In Munkres Book, Pg 90, I came across this question in Example 2:
Let $Y$ be the subset $[0,1)\cup\{2\}$ of $\mathbb{R}$. In the subspace topology on $Y$, the one-point set $\{2\}$ is open as it is the intersection of the open set $(\frac{3}{2},\frac{5}{2})$ with $Y$. But in the order topology on $Y$, the set $\{2\}$ is not open. Any basis element for the order topology om $Y$ that contains $\{2\}$ is of the form $\{x\mid x\in Y \text{ and } a<x\leq 2\}$
for some $a\in Y$; such a set necessarily contains points of $Y$ less than $2$.
I am a beginner with topology and lately the notion of open sets and closed sets have been confusing me a lot. It would be great help if someone can clarify the following doubts I have.

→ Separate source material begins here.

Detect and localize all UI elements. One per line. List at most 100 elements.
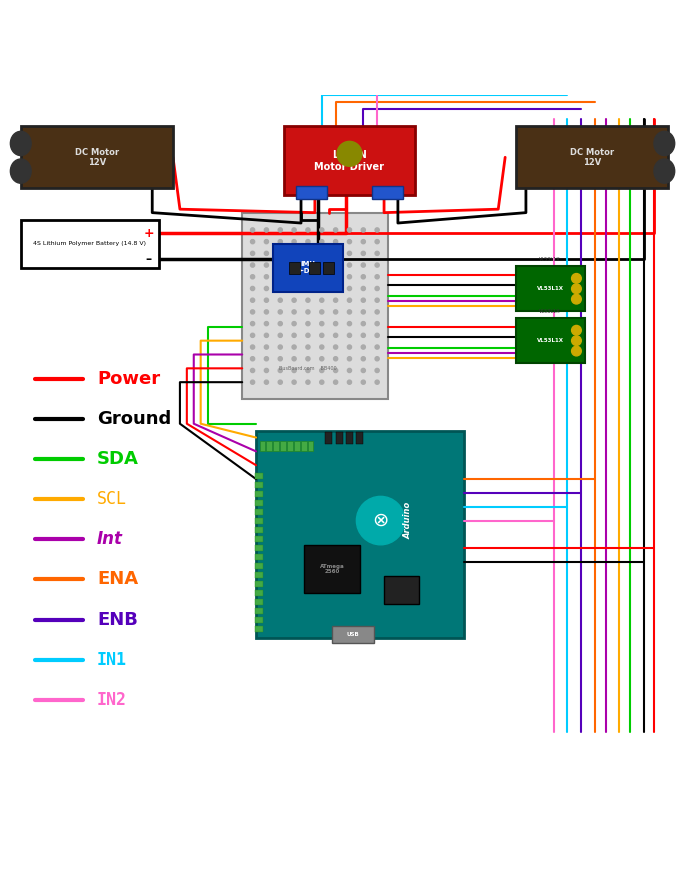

1) What about set $[0,1)$? Is it half-open or open for subspace topology of $Y$ as it could be the intersection of open interval of $(-\frac{1}{2}, 1)$ of $\mathbb{R}$ with $Y$? And what about order topology? I think it should be half-open for it.
2) I understand one-point set $\{2\}$ is open for subspace topology on $Y$. In the order topology, will it be half-open again based on the basis element used to describe it? Or will it be closed?
3) The variable $a$ described in the problem, what values can it take? I think it should be 1. Is that right? Or is $a=0$?